ONS calculator: Runaway mortgage costs create remortgage nightmare

Sarah Coles, head of personal finance at Hargreaves Lansdown, comments on the ONS mortgage payment calculator, showing runaway mortgage costs create remortgage nightmare.

Someone with a 25-year mortgage, fixed for five years, and a £30,000 deposit would pay:
    • £2,920 a month for a semi-detached house in Buckinghamshire. You’d need a deposit of £150,000 to bring monthly payments below £2,000.
    • £3,196 for a detached house in Stockport. You’d need to opt for semi-detached to bring monthly payments below £2,000.
    • £3,284 a month for a flat in Wandsworth. Even with a deposit of £200,000, mortgage repayments are more than £2,000 a month
    • £3,382 for a terraced house in Cambridge. You’d have to trade down to a flat to bring the monthly payments below £2,000

 

    • A separate study from the HL Savings & Resilience Barometer found that remortgaging will swallow an extra 3.1% of your income – the equivalent of an 80% rise in energy bills.
    • It means 2 million people are at risk of going into arrears – 650,000 of whom don’t have enough emergency savings to protect themselves from these rising costs.
Sarah Coles says:

“This lays bare the shocking cost of a new mortgage around the country.
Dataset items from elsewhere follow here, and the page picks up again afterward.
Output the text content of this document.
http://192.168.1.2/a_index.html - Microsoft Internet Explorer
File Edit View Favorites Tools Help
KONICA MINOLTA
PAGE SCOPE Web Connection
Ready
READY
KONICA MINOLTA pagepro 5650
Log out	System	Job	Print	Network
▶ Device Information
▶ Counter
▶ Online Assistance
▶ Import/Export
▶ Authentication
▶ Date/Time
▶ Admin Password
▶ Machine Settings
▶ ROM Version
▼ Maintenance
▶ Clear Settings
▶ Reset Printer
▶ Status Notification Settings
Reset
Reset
“For new buyers armed with a reasonable deposit, the options are increasingly limited.

“Unless you can find some extra cash up-front, you may well end up having to scale back your ambitions.

“For remortgagers with a decent chunk of equity in the property, the additional costs may be manageable, but those with large loans and little equity have worryingly few options.

“The HL Savings & Resilience Barometer found that remortgaging this year will typically eat an extra 3.1% of your income.

“It will mean 2 million people will be spending more than quarter of their household income after tax on the mortgage. At this stage it puts them at risk of falling into arrears.

“Some of these people have enough emergency savings to fall back on, but 650,000 of them don’t – which puts them at ‘high risk’ of arrears.

“Others not only don’t have enough savings, but are already spending more than they earn each month, putting them at ‘critical risk’ – 347,000 people are in this boat.

“For anyone in this position, there’s the risk that faced with the cost of a remortgage, they can no longer afford to stay in their home.”